Bloomberg News report
TOKYO (June 25, 2015) — Takata Corp. President Shigehisa Takada has made a public apology for the eight deaths and hundreds of injuries related to the company's airbags dating back more than a decade.
Mr. Takada, 49, bowed and apologized at a press briefing in Tokyo after the company's annual shareholders meeting June 25. He said the safety components supplier is considering ways to help victims, including by setting up a fund to compensate them.
“I apologize for not having been able to communicate directly earlier, and also apologize for people who died or were injured,” Mr.
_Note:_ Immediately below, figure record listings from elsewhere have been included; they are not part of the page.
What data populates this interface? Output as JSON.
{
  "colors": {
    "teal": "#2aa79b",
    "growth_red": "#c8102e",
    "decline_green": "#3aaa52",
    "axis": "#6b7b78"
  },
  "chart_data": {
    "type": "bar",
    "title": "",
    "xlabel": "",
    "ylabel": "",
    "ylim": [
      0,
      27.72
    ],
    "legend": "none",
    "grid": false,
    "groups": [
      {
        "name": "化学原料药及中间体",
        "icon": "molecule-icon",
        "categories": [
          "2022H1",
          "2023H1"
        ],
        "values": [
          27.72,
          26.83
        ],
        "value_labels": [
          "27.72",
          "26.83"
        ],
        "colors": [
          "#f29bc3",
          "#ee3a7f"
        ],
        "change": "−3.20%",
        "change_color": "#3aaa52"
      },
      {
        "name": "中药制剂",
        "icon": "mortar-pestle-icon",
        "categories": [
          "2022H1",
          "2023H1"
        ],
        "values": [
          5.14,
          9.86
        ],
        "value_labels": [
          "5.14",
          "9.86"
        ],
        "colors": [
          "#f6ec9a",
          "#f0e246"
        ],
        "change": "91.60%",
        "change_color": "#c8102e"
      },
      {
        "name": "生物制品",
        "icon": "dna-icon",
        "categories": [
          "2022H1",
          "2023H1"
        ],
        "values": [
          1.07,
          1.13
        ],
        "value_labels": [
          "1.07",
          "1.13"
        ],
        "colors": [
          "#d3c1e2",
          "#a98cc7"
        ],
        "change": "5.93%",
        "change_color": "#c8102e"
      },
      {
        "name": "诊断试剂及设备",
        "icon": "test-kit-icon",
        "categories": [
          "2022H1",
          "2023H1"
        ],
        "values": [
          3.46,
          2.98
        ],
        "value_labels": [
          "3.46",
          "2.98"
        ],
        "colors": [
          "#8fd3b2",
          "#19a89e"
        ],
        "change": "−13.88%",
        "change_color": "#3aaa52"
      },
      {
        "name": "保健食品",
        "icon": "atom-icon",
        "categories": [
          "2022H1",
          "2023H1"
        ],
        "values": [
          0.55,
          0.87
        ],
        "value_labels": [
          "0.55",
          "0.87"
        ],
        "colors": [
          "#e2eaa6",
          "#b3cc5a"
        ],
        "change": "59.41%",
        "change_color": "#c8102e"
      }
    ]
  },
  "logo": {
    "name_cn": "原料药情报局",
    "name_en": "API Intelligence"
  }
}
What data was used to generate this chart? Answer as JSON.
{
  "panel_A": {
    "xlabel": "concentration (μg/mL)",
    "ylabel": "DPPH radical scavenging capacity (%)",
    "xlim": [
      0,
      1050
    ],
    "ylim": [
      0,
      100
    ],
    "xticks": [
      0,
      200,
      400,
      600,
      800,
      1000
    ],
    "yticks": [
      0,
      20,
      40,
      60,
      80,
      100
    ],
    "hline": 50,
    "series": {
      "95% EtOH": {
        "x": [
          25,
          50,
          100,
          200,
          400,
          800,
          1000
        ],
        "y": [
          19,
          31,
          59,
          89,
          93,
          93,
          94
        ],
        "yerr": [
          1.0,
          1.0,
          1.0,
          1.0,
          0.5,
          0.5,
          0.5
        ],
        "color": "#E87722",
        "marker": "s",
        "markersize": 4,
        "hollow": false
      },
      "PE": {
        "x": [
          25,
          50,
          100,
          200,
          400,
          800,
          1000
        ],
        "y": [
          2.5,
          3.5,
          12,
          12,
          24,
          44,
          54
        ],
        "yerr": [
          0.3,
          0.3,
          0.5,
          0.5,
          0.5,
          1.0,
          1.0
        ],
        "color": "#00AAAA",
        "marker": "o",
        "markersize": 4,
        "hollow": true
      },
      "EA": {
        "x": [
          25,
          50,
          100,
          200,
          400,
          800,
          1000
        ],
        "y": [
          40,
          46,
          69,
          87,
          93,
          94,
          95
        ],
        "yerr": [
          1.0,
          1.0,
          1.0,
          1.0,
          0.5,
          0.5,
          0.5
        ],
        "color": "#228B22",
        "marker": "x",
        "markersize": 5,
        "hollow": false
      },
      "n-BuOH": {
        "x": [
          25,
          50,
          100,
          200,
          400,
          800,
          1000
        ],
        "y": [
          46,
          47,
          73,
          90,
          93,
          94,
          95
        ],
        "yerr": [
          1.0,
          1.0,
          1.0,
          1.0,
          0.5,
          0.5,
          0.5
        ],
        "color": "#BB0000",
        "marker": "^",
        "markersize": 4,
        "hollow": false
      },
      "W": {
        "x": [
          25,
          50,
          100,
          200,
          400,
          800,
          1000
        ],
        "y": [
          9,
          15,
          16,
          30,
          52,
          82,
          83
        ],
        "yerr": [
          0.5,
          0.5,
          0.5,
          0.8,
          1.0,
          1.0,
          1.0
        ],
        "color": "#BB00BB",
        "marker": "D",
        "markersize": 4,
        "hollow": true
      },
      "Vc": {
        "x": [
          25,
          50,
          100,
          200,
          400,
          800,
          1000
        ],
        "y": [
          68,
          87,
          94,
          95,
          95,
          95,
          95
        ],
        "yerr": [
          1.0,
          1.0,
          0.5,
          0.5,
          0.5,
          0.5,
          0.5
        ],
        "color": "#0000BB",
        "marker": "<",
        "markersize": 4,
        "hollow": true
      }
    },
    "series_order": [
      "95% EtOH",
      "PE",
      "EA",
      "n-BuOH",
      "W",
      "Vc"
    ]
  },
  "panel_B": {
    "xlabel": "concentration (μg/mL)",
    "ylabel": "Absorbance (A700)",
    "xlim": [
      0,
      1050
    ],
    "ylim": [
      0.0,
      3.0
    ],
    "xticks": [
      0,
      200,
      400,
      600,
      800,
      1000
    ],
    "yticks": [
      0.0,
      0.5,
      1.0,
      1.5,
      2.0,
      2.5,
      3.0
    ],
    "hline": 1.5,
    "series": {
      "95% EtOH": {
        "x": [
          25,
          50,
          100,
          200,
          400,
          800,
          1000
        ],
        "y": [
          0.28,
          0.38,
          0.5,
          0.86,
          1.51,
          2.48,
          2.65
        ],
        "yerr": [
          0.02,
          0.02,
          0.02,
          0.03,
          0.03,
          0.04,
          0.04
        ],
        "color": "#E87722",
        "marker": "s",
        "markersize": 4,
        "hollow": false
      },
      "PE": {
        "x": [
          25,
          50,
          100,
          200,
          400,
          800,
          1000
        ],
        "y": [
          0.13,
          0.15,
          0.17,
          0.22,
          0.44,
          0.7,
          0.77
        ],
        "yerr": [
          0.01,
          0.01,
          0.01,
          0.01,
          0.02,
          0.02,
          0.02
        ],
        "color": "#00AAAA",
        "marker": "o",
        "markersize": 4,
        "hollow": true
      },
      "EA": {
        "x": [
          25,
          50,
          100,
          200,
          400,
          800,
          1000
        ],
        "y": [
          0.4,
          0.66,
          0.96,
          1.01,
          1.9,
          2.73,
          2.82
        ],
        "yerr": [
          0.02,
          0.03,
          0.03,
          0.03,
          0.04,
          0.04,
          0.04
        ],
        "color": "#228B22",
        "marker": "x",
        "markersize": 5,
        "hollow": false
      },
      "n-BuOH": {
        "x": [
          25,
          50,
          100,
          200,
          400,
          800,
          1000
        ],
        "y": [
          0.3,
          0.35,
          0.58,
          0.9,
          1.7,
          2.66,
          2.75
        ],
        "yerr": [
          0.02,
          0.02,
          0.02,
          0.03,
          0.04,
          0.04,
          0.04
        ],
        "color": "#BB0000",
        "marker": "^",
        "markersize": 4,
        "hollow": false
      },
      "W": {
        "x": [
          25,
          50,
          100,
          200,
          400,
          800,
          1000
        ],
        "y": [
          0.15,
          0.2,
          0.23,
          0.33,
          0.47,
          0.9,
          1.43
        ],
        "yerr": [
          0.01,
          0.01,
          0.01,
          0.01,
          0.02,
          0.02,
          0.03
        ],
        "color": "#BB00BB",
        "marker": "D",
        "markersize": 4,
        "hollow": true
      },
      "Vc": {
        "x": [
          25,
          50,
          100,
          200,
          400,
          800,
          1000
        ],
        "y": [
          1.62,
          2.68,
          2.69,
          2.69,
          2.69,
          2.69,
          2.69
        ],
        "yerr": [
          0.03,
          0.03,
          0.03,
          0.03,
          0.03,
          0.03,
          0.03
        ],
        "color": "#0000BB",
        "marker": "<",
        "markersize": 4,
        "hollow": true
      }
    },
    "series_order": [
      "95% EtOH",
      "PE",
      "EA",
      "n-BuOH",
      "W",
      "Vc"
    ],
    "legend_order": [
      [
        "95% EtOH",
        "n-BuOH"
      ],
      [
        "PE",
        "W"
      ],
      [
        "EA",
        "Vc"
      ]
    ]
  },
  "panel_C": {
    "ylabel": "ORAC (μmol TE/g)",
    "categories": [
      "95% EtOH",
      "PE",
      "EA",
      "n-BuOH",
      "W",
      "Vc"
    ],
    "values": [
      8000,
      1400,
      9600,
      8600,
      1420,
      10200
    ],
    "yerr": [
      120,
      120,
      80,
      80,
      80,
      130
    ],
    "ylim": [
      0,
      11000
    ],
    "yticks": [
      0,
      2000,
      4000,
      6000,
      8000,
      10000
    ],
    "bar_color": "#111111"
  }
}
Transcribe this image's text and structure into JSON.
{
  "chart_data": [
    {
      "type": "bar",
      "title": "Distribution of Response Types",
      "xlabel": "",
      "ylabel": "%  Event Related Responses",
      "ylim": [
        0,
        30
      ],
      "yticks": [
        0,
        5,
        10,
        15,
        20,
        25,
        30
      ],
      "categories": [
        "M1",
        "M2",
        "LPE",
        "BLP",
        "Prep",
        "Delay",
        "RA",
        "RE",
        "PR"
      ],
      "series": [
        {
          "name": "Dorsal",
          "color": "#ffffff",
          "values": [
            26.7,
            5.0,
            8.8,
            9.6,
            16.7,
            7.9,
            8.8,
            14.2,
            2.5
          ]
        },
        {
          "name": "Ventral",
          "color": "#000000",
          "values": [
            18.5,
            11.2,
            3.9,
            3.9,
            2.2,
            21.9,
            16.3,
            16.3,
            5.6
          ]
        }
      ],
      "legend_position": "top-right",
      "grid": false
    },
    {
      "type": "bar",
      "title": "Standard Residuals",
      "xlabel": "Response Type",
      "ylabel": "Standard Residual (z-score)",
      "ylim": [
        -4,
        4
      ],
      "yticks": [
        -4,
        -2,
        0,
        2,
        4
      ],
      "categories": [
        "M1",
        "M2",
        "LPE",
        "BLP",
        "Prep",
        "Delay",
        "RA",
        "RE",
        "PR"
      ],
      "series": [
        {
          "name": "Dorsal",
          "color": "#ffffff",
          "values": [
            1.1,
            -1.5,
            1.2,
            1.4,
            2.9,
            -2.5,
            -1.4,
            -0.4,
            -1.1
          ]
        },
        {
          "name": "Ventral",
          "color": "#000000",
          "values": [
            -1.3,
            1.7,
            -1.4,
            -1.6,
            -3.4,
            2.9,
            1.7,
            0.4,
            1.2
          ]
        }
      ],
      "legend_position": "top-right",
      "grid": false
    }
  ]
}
Takada said. “I feel sorry our products hurt customers, despite the fact that we are a supplier of safety products.”
The grandson of the Japanese company's founder spoke hours after Toyota Motor Corp. and Nissan Motor Co., two of Takata's biggest customers, recalled another 3 million vehicles with airbags produced by the supplier. All fatalities related to Takata airbags — which can deploy too forcefully and shoot shrapnel at vehicle occupants — have occurred in Honda Motor Co. cars, and the devices have injured more than 100.
Takata will continue to use ammonium nitrate as the propellant that inflates its airbags through a chemical reaction, Senior Vice President Hiroshi Shimizu said. The company has produced more than 200 million inflators that use the material, cited by at least one auto maker as a cause for safety concern.
Fiat Chrysler Automobiles N.V. (FCA) said this week it is switching suppliers to replace driver-side airbag inflators made by Takata in more than 4 million recalled vehicles. The decision was related to choosing a safe chemical propellant instead of Takata's ammonium nitrate, Scott Kunselman, FCA's head of vehicle safety for North America, said June 23 during a Senate hearing in Washington, D.C.